HOUSTON – November 17, 2014 – Halliburton Company (NYSE: HAL) and Baker
Hughes Incorporated (NYSE: BHI) today announced a definitive agreement under which
Halliburton will acquire all the outstanding shares of Baker Hughes in a stock and cash
transaction. The transaction is valued at $78.62 per Baker Hughes share, representing
an equity value of $34.6 billion and enterprise value of $38.0 billion, based on
Halliburton’s closing price on November 12, 2014, the day prior to public confirmation by
Baker Hughes that it was in talks with Halliburton regarding a transaction. Upon the
completion of the transaction, Baker Hughes stockholders will own approximately 36
percent of the combined company. The agreement has been unanimously approved by
both companies’ Boards of Directors.
The transaction combines two highly complementary suites of products and services
into a comprehensive offering to oil and natural gas customers. On a pro-forma basis
the combined company had 2013 revenues of $51.8 billion, more than 136,000
employees and operations in more than 80 countries around the world.
“We are pleased to announce this combination with Baker Hughes, which will create a
bellwether global oilfield services company and offer compelling benefits for the
stockholders, customers and other stakeholders of Baker Hughes and Halliburton,” said
Dave Lesar, Chairman and Chief Executive Officer of Halliburton. “The transaction will
combine the companies’ product and service capabilities to deliver an unsurpassed
depth and breadth of solutions to our customers, creating a Houston-based global
oilfield services champion, manufacturing and exporting technologies, and creating jobs
and serving customers around the globe.”
Lesar continued, “The stockholders of Baker Hughes will immediately receive a
substantial premium and have the opportunity to participate in the significant upside
potential of the combined company. Our stockholders know our management team and
know we live up to our commitments. We know how to create value, how to execute,
and how to integrate in order to make this combination successful. We expect the
combination to yield annual cost synergies of nearly $2 billion. As such, we expect that
the acquisition will be accretive to Halliburton’s cash flow by the end of the first year
after closing and to earnings per share by the end of the second year. We anticipate
that the combined company will also generate significant free cash flow, allowing for the
return of substantial capital to stockholders.”

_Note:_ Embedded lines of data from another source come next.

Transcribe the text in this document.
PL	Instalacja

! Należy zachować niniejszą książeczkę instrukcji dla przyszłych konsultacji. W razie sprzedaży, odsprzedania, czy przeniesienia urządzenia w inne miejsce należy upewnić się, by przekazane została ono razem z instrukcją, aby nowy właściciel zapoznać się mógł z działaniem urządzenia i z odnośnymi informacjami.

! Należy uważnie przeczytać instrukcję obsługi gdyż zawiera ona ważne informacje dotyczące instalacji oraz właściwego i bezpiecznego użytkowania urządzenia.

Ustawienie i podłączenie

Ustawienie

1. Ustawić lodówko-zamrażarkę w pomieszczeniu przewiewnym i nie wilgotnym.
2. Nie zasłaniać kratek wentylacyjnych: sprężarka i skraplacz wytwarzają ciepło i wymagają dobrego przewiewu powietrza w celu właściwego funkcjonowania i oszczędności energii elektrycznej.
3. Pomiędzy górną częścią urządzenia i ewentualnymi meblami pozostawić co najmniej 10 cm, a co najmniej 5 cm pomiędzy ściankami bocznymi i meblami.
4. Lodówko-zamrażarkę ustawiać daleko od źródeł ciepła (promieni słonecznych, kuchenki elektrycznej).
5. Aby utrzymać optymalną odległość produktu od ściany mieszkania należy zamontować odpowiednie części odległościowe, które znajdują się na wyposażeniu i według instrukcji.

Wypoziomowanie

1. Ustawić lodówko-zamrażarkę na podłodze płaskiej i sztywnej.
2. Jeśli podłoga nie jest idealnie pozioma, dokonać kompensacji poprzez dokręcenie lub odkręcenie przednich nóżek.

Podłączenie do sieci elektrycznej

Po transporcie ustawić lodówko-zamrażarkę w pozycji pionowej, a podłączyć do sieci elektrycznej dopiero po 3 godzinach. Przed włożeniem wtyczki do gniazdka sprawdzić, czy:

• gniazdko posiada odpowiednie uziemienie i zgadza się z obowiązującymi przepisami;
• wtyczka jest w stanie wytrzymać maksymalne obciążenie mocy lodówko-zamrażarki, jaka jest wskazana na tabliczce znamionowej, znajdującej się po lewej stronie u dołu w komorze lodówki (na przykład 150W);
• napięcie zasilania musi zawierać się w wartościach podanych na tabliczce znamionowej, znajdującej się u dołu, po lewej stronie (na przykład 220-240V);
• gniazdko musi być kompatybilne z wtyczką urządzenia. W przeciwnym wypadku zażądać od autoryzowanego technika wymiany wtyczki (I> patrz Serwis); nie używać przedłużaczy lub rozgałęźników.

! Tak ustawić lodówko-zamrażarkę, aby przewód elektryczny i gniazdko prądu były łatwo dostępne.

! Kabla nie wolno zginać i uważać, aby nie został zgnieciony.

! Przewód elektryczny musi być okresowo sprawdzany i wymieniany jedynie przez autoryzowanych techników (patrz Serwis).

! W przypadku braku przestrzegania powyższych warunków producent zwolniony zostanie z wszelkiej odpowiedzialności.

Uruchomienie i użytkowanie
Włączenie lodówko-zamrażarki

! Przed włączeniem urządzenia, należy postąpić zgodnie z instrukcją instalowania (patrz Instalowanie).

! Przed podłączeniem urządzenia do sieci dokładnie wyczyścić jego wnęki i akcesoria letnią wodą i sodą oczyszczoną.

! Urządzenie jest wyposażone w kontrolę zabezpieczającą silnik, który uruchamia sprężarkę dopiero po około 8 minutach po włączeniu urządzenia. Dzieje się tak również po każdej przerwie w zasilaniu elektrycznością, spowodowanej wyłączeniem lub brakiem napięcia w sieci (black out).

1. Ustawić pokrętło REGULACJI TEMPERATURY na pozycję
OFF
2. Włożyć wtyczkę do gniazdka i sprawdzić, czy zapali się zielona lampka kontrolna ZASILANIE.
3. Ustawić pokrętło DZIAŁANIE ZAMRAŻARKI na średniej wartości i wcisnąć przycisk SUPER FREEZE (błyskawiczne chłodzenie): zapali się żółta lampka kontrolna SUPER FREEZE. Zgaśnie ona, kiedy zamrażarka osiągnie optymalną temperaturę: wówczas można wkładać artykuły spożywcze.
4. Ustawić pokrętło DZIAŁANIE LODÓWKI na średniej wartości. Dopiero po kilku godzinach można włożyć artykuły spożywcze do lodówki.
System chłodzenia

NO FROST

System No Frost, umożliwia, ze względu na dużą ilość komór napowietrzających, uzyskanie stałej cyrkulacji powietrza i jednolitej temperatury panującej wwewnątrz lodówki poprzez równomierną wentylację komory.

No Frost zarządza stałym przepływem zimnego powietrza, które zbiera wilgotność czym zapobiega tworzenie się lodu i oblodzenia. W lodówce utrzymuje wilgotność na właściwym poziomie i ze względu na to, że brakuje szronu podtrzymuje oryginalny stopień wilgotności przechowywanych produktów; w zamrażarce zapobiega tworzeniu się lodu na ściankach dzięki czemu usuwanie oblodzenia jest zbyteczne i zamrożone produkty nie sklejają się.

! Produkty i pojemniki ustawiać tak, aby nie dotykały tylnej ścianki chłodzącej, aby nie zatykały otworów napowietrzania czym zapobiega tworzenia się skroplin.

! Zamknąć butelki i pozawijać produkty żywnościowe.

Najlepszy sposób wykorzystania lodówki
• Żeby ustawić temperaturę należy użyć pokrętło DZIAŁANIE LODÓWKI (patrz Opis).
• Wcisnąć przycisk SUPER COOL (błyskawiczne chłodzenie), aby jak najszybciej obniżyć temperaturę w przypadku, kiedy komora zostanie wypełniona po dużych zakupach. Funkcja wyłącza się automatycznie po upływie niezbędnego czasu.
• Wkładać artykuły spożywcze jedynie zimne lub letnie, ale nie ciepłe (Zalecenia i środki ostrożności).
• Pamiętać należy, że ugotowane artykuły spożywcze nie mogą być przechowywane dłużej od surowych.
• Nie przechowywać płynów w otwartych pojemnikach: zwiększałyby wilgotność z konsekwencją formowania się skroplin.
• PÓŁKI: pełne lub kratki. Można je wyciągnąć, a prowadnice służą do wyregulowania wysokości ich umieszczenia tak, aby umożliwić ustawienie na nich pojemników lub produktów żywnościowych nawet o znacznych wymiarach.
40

Martin Craighead, Chairman and Chief Executive Officer of Baker Hughes said, “This
brings our stockholders a significant premium and the opportunity to own a meaningful
share in a larger, more competitive global company. By combining two great companies
that have delivered cutting-edge solutions to customers in the worldwide oil and gas
industry for more than a century, we will create a new world of opportunities to advance
the development of technologies for our customers. We envision a combined company
capable of achieving opportunities that neither company would have realized as well –
or as quickly – on its own, all while creating exciting new opportunities for employees.”
Lesar concluded, “We believe that the expertise of both companies’ employees and
leaders will be a competitive advantage for the combined company. Together with the
people of Baker Hughes, we will establish a team to develop a detailed and thoughtful
integration plan to make the post-closing transition as seamless, efficient and productive
as possible. We look forward to welcoming the talented employees of Baker Hughes
and are pleased they will be joining the Halliburton team.”